Let’s face it, backing up and restoring databases can be a real pain. But don’t worry, we got your back! In this article, we’ll guide you through the process of recovering from a Mydumper backup using Myloader. We’ll explain what Mydumper and Myloader are, their benefits, and most importantly, how to get your database up and running again.

Mydumper and Myloader: A Dynamic Duo

Mydumper is a high-performance MySQL data dump utility that allows you to create fast and reliable backups of your databases. It does this by using a multi-threaded approach, making it much faster than the traditional mysqldump tool.

On the flip side, we have Myloader, Mydumper’s trusty sidekick. This utility is designed to load the backups created by Mydumper back into your MySQL database. Myloader also uses a multi-threaded approach, so you can get your databases up and running in no time.

Installing Mydumper and Myloader

Before we dive into the process, let’s make sure you have Mydumper and Myloader installed on your system. Both tools can be installed using package managers like apt or yum, depending on your Linux distribution. Here’s a quick rundown on how to get them installed:

On Debian/Ubuntu:

sudo apt-get update
sudo apt-get install mydumper myloader


sudo yum install epel-release
sudo yum install mydumper myloader

Now that you’ve got both tools installed, let’s move on to creating a backup with Mydumper.

Creating a Backup with Mydumper

Backing up your MySQL database with Mydumper is pretty straightforward. Here’s a basic example of how to create a backup:

mydumper -u root -p your_password -B your_database -o backup_directory

Let’s break down the command:

  • -u root specifies the MySQL user.
  • -p your_password is the password for the MySQL user.
  • -B your_database is the name of the database you want to back up.
  • -o backup_directory is the directory where you want to store the backup.

You can also customize the backup process by adjusting the number of threads, row chunk sizes, and other options. Check out the Mydumper documentation for more details.

Recovering a Database with Myloader

Now that you have a backup, let’s recover your database using Myloader. The process is similar to creating a backup, but with a few differences. Here’s a basic example of how to recover a database:

myloader -u root -p your_password -B your_database -d backup_directory

The command is similar to the Mydumper command, with a few changes:

  • -d backup_directory is the directory containing the backup files.

Again, you can customize the recovery process by adjusting the number of threads and other options. Check out the Myloader documentation for more details.

Common Myloader Issues and How to Troubleshoot Them

Sometimes, things don’t go as planned, and you might run into some issues while recovering your database with Myloader. Don’t panic! Here are a few common issues and how to troubleshoot them:

Error: “Unknown database ‘your_database'”

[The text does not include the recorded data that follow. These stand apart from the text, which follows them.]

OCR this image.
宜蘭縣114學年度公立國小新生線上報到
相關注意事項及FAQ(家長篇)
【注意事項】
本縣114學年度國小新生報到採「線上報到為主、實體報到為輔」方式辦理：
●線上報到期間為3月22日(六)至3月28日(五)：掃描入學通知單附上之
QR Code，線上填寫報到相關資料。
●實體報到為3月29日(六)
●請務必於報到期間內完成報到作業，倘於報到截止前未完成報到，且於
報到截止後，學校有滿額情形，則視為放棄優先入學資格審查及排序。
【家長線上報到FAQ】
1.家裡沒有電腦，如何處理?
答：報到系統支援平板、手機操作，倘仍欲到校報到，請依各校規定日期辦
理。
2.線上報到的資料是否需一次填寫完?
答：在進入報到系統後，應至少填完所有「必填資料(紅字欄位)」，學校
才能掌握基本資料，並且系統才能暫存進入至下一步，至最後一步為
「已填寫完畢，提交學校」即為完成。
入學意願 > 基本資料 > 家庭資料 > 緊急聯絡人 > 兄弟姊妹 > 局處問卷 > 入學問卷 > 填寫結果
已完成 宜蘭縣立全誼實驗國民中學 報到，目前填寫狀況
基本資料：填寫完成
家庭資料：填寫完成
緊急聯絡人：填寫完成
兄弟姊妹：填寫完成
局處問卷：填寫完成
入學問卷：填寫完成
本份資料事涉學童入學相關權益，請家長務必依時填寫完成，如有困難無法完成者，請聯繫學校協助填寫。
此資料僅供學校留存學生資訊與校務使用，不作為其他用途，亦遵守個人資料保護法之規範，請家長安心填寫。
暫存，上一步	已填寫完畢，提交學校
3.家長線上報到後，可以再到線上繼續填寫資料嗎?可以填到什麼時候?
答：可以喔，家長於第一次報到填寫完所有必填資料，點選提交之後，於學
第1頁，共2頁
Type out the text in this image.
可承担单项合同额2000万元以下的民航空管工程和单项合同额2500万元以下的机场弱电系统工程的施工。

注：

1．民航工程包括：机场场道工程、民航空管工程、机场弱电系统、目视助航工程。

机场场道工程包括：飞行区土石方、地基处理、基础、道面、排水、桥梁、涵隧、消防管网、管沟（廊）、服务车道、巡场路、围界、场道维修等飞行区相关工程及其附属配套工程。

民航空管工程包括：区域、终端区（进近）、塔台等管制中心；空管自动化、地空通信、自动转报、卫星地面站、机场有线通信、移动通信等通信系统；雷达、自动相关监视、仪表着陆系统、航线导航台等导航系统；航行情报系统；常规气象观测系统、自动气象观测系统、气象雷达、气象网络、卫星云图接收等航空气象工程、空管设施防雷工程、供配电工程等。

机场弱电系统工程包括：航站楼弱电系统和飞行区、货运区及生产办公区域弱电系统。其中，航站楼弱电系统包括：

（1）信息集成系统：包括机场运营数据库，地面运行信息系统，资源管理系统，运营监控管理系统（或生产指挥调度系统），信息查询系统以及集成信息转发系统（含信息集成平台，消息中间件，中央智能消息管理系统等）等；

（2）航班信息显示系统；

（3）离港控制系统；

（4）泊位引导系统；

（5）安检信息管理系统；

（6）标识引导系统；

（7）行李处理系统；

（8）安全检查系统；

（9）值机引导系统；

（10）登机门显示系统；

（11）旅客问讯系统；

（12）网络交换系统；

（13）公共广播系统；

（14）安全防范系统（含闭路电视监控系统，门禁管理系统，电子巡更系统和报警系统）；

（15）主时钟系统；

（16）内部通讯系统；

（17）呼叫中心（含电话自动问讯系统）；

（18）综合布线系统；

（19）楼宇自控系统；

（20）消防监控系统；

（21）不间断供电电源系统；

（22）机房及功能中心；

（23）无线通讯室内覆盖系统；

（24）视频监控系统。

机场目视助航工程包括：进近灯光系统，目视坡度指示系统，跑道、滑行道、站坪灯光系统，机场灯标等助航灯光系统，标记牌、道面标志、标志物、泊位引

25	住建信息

This error occurs when the specified database doesn’t exist in your MySQL server. To fix this, simply create the database before running the Myloader command:

mysql -u root -p your_password -e "CREATE DATABASE your_database;"

Error: “Access denied for user ‘root’@’localhost'”

This error indicates that the specified MySQL user doesn’t have the necessary privileges to perform the recovery. To grant the required privileges, log in to MySQL as an administrator and run the following command:

GRANT ALL PRIVILEGES ON your_database.* TO 'root'@'localhost';

Slow recovery process

If you find that the recovery process is taking longer than expected, consider increasing the number of threads used by Myloader. You can do this by adding the --threads option to your Myloader command:

myloader -u root -p your_password -B your_database -d backup_directory --threads=8

Adjust the number of threads based on your system’s resources and performance.

Incomplete or corrupt backup files

In some cases, you might encounter issues with the backup files themselves. If you suspect that the backup files are incomplete or corrupt, you’ll need to create a new backup using Mydumper and retry the recovery process with the new backup.


And there you have it! Now you know how to recover your MySQL database from a Mydumper backup using Myloader. Remember, always test your backups and recovery processes to ensure they’re working correctly. Regularly backing up and knowing how to restore your databases can save you a ton of headaches down the road.

Now go forth and conquer those backups!